The other day at an online bridge site I got dealt a $13$-card hand containing $3,4,5,6,7,8,9,10,J$ of spades, i.e. a $9$-card-long straight-flush (s-f). This is so rare that I decided to count how many $13$-card hands contain a s-f of length $9$ or longer.
For the purpose of this question:
A s-f is a consecutive sequence in the same suit, and aces always count high (since I was playing bridge!) so $A,2,3,4,5$ of spades is not a $5$-card s-f for this purpose.
Let us just count s-f in spades. If we want to count all suits we can simply multiply by $4$ since a hand cannot contain two s-f's of different suits each of length $\ge 9$.
I was trying to use inclusion-exclusion but got very confused. Finally I decided to count explicitly as follows.

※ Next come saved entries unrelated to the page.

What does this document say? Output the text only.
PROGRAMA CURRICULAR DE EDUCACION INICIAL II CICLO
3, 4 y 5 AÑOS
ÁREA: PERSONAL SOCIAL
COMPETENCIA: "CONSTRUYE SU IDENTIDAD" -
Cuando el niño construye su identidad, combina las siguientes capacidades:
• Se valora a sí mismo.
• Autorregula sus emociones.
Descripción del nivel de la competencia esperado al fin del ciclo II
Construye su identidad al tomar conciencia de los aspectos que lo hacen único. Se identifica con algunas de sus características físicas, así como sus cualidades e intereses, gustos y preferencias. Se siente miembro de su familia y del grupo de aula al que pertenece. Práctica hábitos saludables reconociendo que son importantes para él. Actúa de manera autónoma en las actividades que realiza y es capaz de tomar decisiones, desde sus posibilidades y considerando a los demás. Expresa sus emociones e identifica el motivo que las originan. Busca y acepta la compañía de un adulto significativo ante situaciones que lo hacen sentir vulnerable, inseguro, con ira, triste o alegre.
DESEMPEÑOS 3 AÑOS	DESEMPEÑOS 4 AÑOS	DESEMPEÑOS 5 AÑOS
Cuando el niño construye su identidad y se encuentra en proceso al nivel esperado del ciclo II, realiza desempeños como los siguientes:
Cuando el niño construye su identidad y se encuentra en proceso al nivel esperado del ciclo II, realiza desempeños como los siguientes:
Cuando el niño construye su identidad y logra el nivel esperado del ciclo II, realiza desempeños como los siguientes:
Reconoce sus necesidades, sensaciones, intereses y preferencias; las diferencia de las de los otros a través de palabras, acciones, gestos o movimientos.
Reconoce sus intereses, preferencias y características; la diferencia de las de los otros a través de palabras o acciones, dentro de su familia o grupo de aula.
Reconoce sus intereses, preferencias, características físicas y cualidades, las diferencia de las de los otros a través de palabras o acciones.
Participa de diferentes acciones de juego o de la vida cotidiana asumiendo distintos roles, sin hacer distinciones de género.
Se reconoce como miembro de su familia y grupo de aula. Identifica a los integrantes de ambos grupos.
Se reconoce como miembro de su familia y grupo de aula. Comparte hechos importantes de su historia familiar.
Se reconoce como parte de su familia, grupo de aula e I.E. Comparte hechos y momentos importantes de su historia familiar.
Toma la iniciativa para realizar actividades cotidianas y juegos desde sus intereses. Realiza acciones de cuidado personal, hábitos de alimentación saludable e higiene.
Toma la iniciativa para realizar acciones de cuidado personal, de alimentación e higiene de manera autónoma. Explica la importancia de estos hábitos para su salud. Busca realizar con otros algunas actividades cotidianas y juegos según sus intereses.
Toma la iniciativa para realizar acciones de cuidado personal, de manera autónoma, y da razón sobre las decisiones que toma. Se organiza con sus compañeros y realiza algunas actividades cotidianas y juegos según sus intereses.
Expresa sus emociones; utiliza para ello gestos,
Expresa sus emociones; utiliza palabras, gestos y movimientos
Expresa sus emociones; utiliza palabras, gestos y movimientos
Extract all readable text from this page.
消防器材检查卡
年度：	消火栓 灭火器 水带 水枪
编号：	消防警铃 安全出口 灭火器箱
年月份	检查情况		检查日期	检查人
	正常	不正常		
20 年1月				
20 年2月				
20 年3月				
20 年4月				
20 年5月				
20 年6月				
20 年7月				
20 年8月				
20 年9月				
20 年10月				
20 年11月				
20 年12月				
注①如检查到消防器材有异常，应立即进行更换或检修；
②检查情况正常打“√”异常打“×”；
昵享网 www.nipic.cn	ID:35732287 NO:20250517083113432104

My questions:
(1) Can someone verify my answer below?
(2) Can someone show how this can be counted via inclusion-exclusion, or explain why that's not a good idea?
My attempt:
$13$-long s-f: No. of hands $=1$.
exactly $12$-long s-f: There are two such ($2-K$ or $3-A$), and each must be completed with an extra card (to make a $13$-card hand) but the extra card must not complete a $13$-long s-f. No. of hands $= 2 \times {39 \choose 1}$.
exactly $11$-long s-f: Three such; the $2-Q$ hand must not include the $K$ (leaving $40$ valid cards to choose $2$ to fill out the hand), the $3-K$ hand must not include $2$ or $A$ (leaving $39$ valid cards), and the $4-A$ hand must not include the $3$. No. of hands $= {40 \choose 2} + {39 \choose 2} + {40 \choose 2}$.
exactly $10$-long s-f: Similar to above, no. of hands $= {41 \choose 3} + {40 \choose 3} + {40 \choose 3} + {41 \choose 3}$.
exactly $9$-long s-f: Similar to above, no. of hands $= 2 \times {42 \choose 4} + 3 \times {41 \choose 4}$.
According to wolfram alpha total $= 571130$.